L'ambition islamiste de pénétrer le cœur des sociétés occidentales ne s'arrête pas à l'influence culturelle. Elle vise, à terme, la conversion, parfois forcée. C'est ici qu'intervient le concept de Dine Al-Seif  (la loi du sabre), stipulant que la vérité divine doit se propager par la force et la soumission des mécréants.

L'ironie théologique : un D-ieu qui aurait besoin d'aide ?

L'islam violent a besoin de persécuter l'autre pour « prouver » que son message est divin. C'est un mécanisme psychologique où la force physique vient compenser l'absence de force spirituelle. Ces fondamentalistes semblent croire que le Maître du Monde, le Tout-Puissant, aurait besoin de leur aide pour diffuser Son message.

D'un point de vue de la Torah, c'est un 'Hilloul HaShem (une profanation du Nom Divin) absolu. L'idée qu'un D-ieu de miséricorde aurait besoin de couteaux, de pendaisons et de bombes atomiques pour que Sa voix soit entendue est le summum du ridicule.

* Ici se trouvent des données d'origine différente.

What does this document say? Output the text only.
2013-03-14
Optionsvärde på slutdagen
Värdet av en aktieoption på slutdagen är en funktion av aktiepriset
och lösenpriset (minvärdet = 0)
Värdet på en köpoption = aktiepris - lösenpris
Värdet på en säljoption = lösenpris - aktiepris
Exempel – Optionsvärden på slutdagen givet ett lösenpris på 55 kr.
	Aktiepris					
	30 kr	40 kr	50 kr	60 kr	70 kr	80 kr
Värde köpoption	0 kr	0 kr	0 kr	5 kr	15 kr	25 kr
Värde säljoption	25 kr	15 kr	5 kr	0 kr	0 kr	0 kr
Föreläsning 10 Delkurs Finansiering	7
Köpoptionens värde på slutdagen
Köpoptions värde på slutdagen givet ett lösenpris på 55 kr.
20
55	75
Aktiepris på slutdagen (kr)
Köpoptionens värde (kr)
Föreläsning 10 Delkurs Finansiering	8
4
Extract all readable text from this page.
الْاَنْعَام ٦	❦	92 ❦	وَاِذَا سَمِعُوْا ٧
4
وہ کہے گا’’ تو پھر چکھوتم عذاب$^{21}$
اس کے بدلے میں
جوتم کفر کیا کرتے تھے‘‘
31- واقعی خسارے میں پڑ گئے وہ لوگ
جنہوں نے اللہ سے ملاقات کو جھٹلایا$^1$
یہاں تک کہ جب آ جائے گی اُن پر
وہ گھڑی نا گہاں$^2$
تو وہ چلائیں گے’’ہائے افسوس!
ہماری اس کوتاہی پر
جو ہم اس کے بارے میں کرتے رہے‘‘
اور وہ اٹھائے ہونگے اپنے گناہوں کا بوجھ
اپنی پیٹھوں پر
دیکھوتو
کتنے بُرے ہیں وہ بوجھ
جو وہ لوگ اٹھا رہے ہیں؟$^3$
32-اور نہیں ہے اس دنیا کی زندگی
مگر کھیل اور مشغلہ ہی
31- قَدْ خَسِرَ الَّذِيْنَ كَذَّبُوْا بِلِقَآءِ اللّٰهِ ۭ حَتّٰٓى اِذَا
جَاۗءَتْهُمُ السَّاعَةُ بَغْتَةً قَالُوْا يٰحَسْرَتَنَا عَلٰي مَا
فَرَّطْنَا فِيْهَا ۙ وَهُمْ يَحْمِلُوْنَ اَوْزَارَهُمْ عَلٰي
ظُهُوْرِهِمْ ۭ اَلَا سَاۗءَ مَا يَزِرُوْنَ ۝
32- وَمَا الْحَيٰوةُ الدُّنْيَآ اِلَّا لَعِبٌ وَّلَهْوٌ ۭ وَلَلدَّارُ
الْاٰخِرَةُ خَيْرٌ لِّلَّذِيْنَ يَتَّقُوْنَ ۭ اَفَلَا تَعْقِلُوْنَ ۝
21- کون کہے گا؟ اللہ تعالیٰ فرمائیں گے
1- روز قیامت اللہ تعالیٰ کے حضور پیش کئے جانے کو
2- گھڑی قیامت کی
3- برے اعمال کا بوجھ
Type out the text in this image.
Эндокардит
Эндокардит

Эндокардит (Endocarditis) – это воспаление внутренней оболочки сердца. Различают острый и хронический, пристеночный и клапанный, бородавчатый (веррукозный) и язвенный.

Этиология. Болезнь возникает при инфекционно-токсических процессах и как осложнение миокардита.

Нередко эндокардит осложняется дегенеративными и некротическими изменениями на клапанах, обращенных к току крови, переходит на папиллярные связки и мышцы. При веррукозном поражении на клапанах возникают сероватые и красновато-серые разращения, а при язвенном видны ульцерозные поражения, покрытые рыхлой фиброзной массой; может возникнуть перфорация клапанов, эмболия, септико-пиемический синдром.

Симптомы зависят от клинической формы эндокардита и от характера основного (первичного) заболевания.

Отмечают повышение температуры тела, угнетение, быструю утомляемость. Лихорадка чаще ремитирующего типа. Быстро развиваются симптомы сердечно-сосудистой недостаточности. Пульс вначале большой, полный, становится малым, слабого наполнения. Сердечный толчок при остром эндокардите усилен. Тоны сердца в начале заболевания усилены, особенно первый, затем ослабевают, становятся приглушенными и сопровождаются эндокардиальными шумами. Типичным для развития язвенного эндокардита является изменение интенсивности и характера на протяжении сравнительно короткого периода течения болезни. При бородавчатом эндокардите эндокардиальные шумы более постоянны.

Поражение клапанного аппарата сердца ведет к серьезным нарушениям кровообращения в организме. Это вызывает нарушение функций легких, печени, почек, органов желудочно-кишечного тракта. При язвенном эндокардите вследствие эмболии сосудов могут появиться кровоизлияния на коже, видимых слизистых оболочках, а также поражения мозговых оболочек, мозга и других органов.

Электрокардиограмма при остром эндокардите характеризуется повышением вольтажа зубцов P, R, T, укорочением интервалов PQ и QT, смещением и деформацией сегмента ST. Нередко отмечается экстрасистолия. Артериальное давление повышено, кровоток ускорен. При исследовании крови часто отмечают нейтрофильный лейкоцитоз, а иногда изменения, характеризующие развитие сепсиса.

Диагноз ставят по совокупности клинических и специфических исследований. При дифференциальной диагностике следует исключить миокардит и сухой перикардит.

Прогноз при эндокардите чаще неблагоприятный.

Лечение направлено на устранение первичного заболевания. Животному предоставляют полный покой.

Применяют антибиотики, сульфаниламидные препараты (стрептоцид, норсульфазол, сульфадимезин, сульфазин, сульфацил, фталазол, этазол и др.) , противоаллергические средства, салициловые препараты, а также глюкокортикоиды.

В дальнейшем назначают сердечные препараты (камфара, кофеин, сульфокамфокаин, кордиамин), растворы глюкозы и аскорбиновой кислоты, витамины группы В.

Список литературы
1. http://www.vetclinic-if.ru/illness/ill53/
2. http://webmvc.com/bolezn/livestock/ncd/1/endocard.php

En s'inclinant devant cette force brutale, la France et l'Europe ne trahissent pas seulement leurs valeurs, elles cautionnent une vision de la divinité assoiffée de sang plutôt que de lumière.


Dans la pensée de la Torah, le monde repose sur trois piliers : la Vérité (Emet), la Justice (Dine) et la Paix (Chalom). La tragédie de la politique française actuelle réside dans l'oubli d'un principe fondamental enseigné par nos Sages :

Celui qui se fait miséricordieux envers les cruels finit par devenir cruel envers les miséricordieux (Midrash Tan'houma - Parachate Métsora, 1).

Il est temps de cesser de considérer la France comme un médiateur objectif. Elle est aujourd'hui un obstacle qui fait le jeu de l'axe radical. L'administration américaine et la direction israélienne doivent être claires : quiconque collabore au financement du terrorisme et à l'armement nucléaire de fanatiques ne peut plus prétendre à un siège à la table des grandes puissances.